Orest, Mörder/Seher

DA KOMMT einer nach Haus, ermordet seine Mutter - von der er aber gar nicht weiß, dass sie seine Mutter ist -, weil sie einen Mann erschlug, von dem er nicht weiß, dass der sein Vater war. Ob die Erinnerung verblasste? Deine ewige Fragerei. Ob Klytämnestra wirklich erbrechen musste - wie Gerhart Hauptmann behauptet, oder war das jemand anders? -, als sie ihrem Ehemann Agamemnon mit dem Beil den Kopf spaltete? Ob Orest erbrechen musste, als er Klytämnestra erdolchte? Mykene, ein ganzes Volk, schuldverstrickt, das fürchtet, erbrechen zu müssen.

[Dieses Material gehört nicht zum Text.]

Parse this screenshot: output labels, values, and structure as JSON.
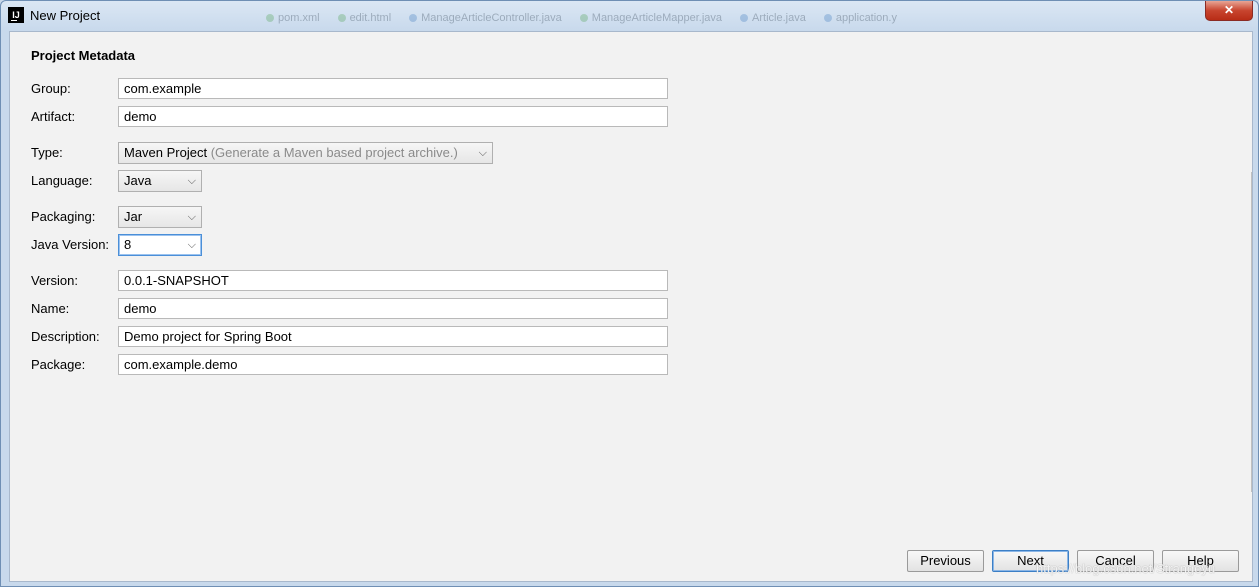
{
  "window": {
    "title": "New Project",
    "app_icon_text": "IJ",
    "close_symbol": "✕",
    "background_tabs": [
      "pom.xml",
      "edit.html",
      "ManageArticleController.java",
      "ManageArticleMapper.java",
      "Article.java",
      "application.y"
    ]
  },
  "section": {
    "title": "Project Metadata"
  },
  "form": {
    "group": {
      "label": "Group:",
      "value": "com.example"
    },
    "artifact": {
      "label": "Artifact:",
      "value": "demo"
    },
    "type": {
      "label": "Type:",
      "value": "Maven Project",
      "hint": "(Generate a Maven based project archive.)"
    },
    "language": {
      "label": "Language:",
      "value": "Java"
    },
    "packaging": {
      "label": "Packaging:",
      "value": "Jar"
    },
    "java_version": {
      "label": "Java Version:",
      "value": "8"
    },
    "version": {
      "label": "Version:",
      "value": "0.0.1-SNAPSHOT"
    },
    "name": {
      "label": "Name:",
      "value": "demo"
    },
    "description": {
      "label": "Description:",
      "value": "Demo project for Spring Boot"
    },
    "package": {
      "label": "Package:",
      "value": "com.example.demo"
    }
  },
  "buttons": {
    "previous": "Previous",
    "next": "Next",
    "cancel": "Cancel",
    "help": "Help"
  },
  "watermark": "https://blog.csdn.net/Strangeyu",
  "icons": {
    "dropdown": "chevron-down-icon",
    "close": "close-icon"
  },
  "colors": {
    "focus_border": "#4b8fd8",
    "close_button": "#c8452f"
  }
}
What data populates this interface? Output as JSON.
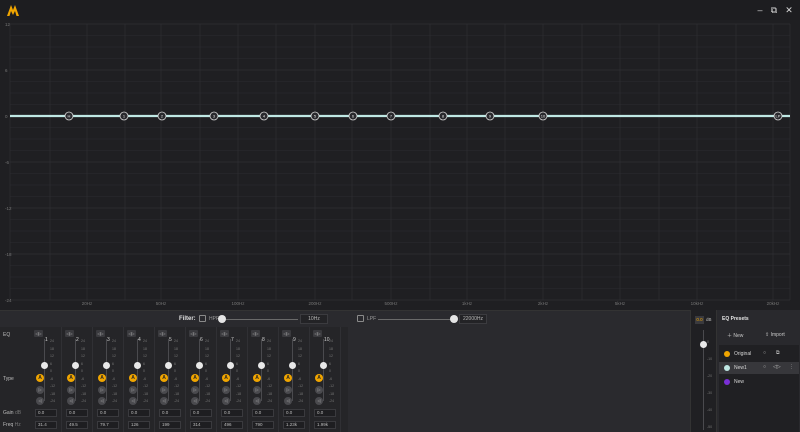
{
  "window": {
    "minimize_glyph": "–",
    "maximize_glyph": "⧉",
    "close_glyph": "✕"
  },
  "graph": {
    "y_ticks": [
      "12",
      "6",
      "0",
      "-6",
      "-12",
      "-18",
      "-24"
    ],
    "x_ticks": [
      "20Hz",
      "50Hz",
      "100Hz",
      "200Hz",
      "500Hz",
      "1kHz",
      "2kHz",
      "5kHz",
      "10kHz",
      "20kHz"
    ],
    "node_labels": [
      "H",
      "1",
      "2",
      "3",
      "4",
      "5",
      "6",
      "7",
      "8",
      "9",
      "10",
      "LP"
    ],
    "curve_color": "#bfe8e4"
  },
  "filter": {
    "label": "Filter:",
    "hpf_label": "HPF",
    "hpf_value": "10Hz",
    "lpf_label": "LPF",
    "lpf_value": "22000Hz"
  },
  "bands_panel": {
    "eq_label": "EQ",
    "type_label": "Type",
    "gain_label": "Gain",
    "gain_unit": "dB",
    "freq_label": "Freq",
    "freq_unit": "Hz",
    "scale": [
      "24",
      "18",
      "12",
      "6",
      "0",
      "-6",
      "-12",
      "-18",
      "-24"
    ],
    "type_active": "A",
    "bands": [
      {
        "num": "1",
        "gain": "0.0",
        "freq": "31.4"
      },
      {
        "num": "2",
        "gain": "0.0",
        "freq": "49.5"
      },
      {
        "num": "3",
        "gain": "0.0",
        "freq": "79.7"
      },
      {
        "num": "4",
        "gain": "0.0",
        "freq": "126"
      },
      {
        "num": "5",
        "gain": "0.0",
        "freq": "199"
      },
      {
        "num": "6",
        "gain": "0.0",
        "freq": "314"
      },
      {
        "num": "7",
        "gain": "0.0",
        "freq": "496"
      },
      {
        "num": "8",
        "gain": "0.0",
        "freq": "790"
      },
      {
        "num": "9",
        "gain": "0.0",
        "freq": "1.23k"
      },
      {
        "num": "10",
        "gain": "0.0",
        "freq": "1.99k"
      }
    ]
  },
  "master": {
    "value": "0.0",
    "unit": "dB",
    "scale": [
      "0",
      "-10",
      "-20",
      "-30",
      "-40",
      "-50"
    ]
  },
  "presets": {
    "title": "EQ Presets",
    "new_label": "New",
    "import_label": "Import",
    "items": [
      {
        "name": "Original",
        "color": "#f0a500",
        "active": false
      },
      {
        "name": "New1",
        "color": "#bfe8e4",
        "active": true
      },
      {
        "name": "New",
        "color": "#7a2fd6",
        "active": false
      }
    ]
  }
}
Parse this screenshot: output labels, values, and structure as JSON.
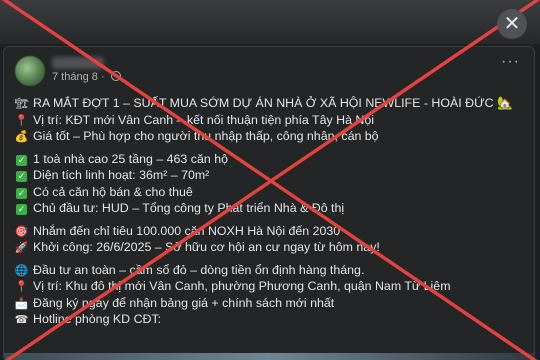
{
  "post": {
    "date": "7 tháng 8",
    "more_label": "···",
    "lines": [
      {
        "icon": "building-icon",
        "glyph": "🏗",
        "text": "RA MẮT ĐỢT 1 – SUẤT MUA SỚM DỰ ÁN NHÀ Ở XÃ HỘI NEWLIFE - HOÀI ĐỨC 🏡"
      },
      {
        "icon": "pin-icon",
        "glyph": "📍",
        "text": "Vị trí: KĐT mới Vân Canh – kết nối thuận tiện phía Tây Hà Nội"
      },
      {
        "icon": "money-bag-icon",
        "glyph": "💰",
        "text": "Giá tốt – Phù hợp cho người thu nhập thấp, công nhân, cán bộ"
      },
      {
        "icon": "check-icon",
        "glyph": "✓",
        "text": "1 toà nhà cao 25 tầng – 463 căn hộ"
      },
      {
        "icon": "check-icon",
        "glyph": "✓",
        "text": "Diện tích linh hoạt: 36m² – 70m²"
      },
      {
        "icon": "check-icon",
        "glyph": "✓",
        "text": "Có cả căn hộ bán & cho thuê"
      },
      {
        "icon": "check-icon",
        "glyph": "✓",
        "text": "Chủ đầu tư: HUD – Tổng công ty Phát triển Nhà & Đô thị"
      },
      {
        "icon": "target-icon",
        "glyph": "🎯",
        "text": "Nhắm đến chỉ tiêu 100.000 căn NOXH Hà Nội đến 2030"
      },
      {
        "icon": "rocket-icon",
        "glyph": "🚀",
        "text": "Khởi công: 26/6/2025 – Sở hữu cơ hội an cư ngay từ hôm nay!"
      },
      {
        "icon": "globe-icon",
        "glyph": "🌐",
        "text": "Đầu tư an toàn – cầm sổ đỏ – dòng tiền ổn định hàng tháng."
      },
      {
        "icon": "pin-icon",
        "glyph": "📍",
        "text": "Vị trí: Khu đô thị mới Vân Canh, phường Phương Canh, quận Nam Từ Liêm"
      },
      {
        "icon": "mail-icon",
        "glyph": "📩",
        "text": "Đăng ký ngay để nhận bảng giá + chính sách mới nhất"
      },
      {
        "icon": "phone-icon",
        "glyph": "☎",
        "text": "Hotline phòng KD CĐT: "
      }
    ]
  },
  "close_label": "✕",
  "overlay": {
    "cross_color": "#e0443c"
  }
}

DIE ZUNGE schneller als die gedanken, der langgezogene laut entlud sich zeitlupenschnell, sie sah ihn, konnte ihn fassen, berühren, er umschlang sie, erdrückte sie, quetschte sie aus. ein rinnsal blut sickerte in den gelben, von der sonne entzündeten sand. und kein entrinnen nach dort - oder anderswohin. sie schüttelte ab die furcht und schritt langsam in den dunklen raum, der sie seit äonen schon einschloss, in die kapelle aus marmorstein. nein!, rief sie, er ist nicht mein bruder!, deutlich silbe um silbe. sprang dann über den heißen blutfluss, der sich weiter unten ins meer ergoss, ins purpurne. nein, ich bin nicht maria, beharrte sie - und wusste: vergeblich, sie fiel dem götzenbild zu füßen (der autor versuchte mit aller kraft (der arme!), diese assoziationen zu verdrängen, es riss ihn tiefer in die kette: es war wirklich umsonst...)


Orest ohne Anagnorisis
Gerhart Hauptmann beschreibt in seiner „Iphigenie in Aulis“, wie die entfesselten unterbewußten Instinkte des Menschen zu einer völligen Dehumanisierung der Welt führen: „Tod ist Wahrheit – Leben nicht!“ Iphigenie ist nicht Opfer dieses Wahns, sondern verfällt ihm selbst. Die Umstülpung des moralischen Verhaltens – als eine Kapitulation des Gesunden, der Vernunft vor dem Barbarischen und Kranken – degeneriert die Hauptmannsche Iphigenie (im völligen Gegensatz zu der des Euripides und desjenigen Goethes) zum Symbol der Unmenschlichkeit, zum Wahrzeichen des sinnlosen Kriegszuges, zum Wahrzeichen des „grausig-göttlichen Berufs“ des Mordens. Unmißverständlich offenbart Agamemnon – nunmehr zum „Übermenschen“ geworden – dem versammelten Heer in Aulis den Tod Iphigenies als nationale Schuldverstrickung: „Hier Hellas, nimm, was dein ist – nimm es hin! ... Die Kraft der Wandlung überwältigt uns,/ so euch wie mich: was wir vorhin gewesen,/ das sind wir nicht mehr. Um uns mischen sich/ des Hades und Olympos Götterlüfte;/ wir trinken atmend sie in unser Blut/ und damit heiligen Wahnsinn.“ Verständlich, warum für Hauptmann eine „Iphigenie in Tauris“ – ein Stück, das er hätte niemals schreiben können – unmöglich war: einer solchen Auslegung widersetzt sich der taurische Mythos prinzipiell: daß nämlich Heilung durch eine Mörderin möglich wäre. Orest raubt in Hauptmanns „Iphigenie in Delphi“ (1940) die Schwester mit Gewalt aus Tauris und bringt sie gegen ihren Willen nach Delphi. Allein durch diese Tat wird er entsühnt. Eines der wichtigsten Momente bei Euripides und Goethe, die Anagnorisis, die erlösende Wiedererkennung, findet nicht statt ... Orest erfährt bis zum Schluß des Hauptmannschen Dramas nicht, daß die entführte Priesterin aus Tauris seine Schwester Iphigenie ist. Er konnte es nicht erfahren, denn Hitler hatte inzwischen Euripides’ und Goethes Humanismus-Ideal ad absurdum geführt und die antiken Landschaften verändert: Aulis, Tauris, Delphi. Orest bleibt für immer ein einsamer Mensch.